Republican Sen. Jim Davis – who sponsored the bill to stop statues from being taken down – said after the Charlottesville rally that he would oppose any efforts to repeal the law. Davis, who represents the far western part of the state, said Confederate memorials aren’t about white supremacy.
Rep. Verla Insko, a Democrat who represents Chapel Hill, said she thinks removing Silent Sam is a good idea.
“If there’s any danger that the statue would be destroyed, or used to promote violence, then I think it’s in the best interest of the community to have it stored somewhere,” she said Tuesday. “... I mean, we have differences of opinion, but we have to acknowledge them. Violence is not going to solve the problem.”
Rep. Darren Jackson of Wake County, the top Democrat in the N.C. House, said he supported Cooper’s call and thought there might be room for compromise.
“Sam should be moved,” he said. “Maybe to the cemetery if really (a) memorial for (the) dead?”
A Reuters/Ipsos opinion poll released Monday found 54 percent of Americans thought Confederate statues shouldn’t be taken down, and another fifth of those polled didn’t have strong feelings one way or the other.
The state’s Sons of Confederate Veterans chapter blasted Cooper last week in a post that at least one legislator, Republican Rep. Mike Clampitt of Bryson City, shared on Facebook.
“Cooper and his supporters will start with Confederate monuments and will soon be tearing down any and every historical reference that offends their bigoted sensibilities until the very foundation of our nation is wiped from the face of the earth,” the post read.

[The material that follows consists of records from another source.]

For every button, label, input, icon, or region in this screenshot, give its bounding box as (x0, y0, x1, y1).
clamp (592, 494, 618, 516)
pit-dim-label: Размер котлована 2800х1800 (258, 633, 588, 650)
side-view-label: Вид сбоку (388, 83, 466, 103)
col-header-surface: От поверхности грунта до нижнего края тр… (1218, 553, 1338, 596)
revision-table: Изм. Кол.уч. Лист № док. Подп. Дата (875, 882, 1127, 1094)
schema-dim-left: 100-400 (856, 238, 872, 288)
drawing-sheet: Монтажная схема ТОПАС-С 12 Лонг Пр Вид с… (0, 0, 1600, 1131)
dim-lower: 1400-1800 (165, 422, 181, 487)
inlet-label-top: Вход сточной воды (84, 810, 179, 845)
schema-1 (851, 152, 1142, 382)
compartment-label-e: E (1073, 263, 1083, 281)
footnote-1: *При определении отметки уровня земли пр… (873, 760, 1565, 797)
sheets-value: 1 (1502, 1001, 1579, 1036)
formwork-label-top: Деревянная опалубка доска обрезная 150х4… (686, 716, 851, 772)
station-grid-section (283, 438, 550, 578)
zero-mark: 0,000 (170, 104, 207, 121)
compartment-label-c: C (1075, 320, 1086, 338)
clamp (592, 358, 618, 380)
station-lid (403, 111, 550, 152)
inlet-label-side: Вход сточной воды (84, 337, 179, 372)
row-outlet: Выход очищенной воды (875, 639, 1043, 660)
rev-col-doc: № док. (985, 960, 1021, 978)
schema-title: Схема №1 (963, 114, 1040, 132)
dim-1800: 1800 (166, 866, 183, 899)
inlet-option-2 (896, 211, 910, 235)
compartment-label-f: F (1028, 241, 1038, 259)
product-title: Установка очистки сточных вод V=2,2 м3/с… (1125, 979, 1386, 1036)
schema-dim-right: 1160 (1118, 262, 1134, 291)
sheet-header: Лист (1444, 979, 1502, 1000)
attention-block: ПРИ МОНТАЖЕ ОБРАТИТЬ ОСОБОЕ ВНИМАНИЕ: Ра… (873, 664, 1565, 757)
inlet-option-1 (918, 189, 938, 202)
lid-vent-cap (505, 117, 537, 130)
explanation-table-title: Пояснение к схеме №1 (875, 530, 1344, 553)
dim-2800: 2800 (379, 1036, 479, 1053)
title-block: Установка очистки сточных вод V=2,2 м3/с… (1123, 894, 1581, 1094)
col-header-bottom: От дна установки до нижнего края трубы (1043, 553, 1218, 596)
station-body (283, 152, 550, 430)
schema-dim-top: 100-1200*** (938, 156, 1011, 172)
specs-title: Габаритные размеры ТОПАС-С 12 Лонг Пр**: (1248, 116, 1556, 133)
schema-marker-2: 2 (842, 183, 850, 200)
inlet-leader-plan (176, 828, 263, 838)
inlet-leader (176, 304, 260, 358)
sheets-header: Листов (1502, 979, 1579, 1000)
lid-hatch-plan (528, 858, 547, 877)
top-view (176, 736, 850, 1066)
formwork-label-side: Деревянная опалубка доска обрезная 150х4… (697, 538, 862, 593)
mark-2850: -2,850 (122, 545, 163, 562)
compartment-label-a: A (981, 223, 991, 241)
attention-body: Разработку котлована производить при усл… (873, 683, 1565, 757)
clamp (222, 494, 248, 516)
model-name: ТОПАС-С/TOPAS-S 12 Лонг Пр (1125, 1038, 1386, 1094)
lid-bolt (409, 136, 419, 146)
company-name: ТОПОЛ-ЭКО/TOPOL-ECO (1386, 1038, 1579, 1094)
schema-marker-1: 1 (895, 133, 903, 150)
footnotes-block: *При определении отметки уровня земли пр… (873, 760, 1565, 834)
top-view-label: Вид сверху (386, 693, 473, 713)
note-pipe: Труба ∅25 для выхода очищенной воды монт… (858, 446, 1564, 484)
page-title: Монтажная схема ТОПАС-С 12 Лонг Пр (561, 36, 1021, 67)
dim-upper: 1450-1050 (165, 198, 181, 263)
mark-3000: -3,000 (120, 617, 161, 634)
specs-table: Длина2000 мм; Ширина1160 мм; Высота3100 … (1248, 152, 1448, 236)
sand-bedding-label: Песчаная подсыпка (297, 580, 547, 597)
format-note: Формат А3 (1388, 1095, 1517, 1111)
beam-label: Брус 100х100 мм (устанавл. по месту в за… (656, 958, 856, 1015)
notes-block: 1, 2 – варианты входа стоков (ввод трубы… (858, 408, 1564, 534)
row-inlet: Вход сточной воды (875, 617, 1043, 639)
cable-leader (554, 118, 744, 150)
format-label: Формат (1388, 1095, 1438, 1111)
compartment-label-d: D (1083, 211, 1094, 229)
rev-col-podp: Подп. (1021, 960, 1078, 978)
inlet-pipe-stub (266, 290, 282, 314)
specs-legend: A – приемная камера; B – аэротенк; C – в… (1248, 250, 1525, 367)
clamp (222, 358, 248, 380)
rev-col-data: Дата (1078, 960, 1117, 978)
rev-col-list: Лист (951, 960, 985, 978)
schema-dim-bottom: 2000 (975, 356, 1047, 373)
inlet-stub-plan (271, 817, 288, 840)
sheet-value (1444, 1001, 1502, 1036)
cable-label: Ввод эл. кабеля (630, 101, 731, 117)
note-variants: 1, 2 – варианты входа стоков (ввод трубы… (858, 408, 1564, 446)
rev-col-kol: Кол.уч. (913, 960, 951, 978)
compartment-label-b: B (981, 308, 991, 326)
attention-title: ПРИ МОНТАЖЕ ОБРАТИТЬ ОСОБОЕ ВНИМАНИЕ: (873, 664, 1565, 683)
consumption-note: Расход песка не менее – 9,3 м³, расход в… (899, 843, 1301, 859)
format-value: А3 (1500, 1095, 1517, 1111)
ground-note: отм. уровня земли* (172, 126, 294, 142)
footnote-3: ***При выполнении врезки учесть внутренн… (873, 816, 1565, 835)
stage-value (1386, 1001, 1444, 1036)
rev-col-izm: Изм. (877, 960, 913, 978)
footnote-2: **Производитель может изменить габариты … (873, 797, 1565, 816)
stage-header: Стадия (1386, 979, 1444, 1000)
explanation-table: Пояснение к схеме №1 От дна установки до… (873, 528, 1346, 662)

Rep. John Blust, a Greensboro Republican, also wrote on Facebook last week that he remains opposed to taking down Confederate statues.
“I cannot disagree any more than possible with modern liberalism which wishes to condemn anyone who did not hold present day views on race and equality,” Blust wrote.
But not all Republicans are ruling out removal of the statues.
Sen. Jeff Tarte, a Republican from Charlotte, said last week that Cooper’s call to repeal the statue law is “absolutely a conversation that we have to have.”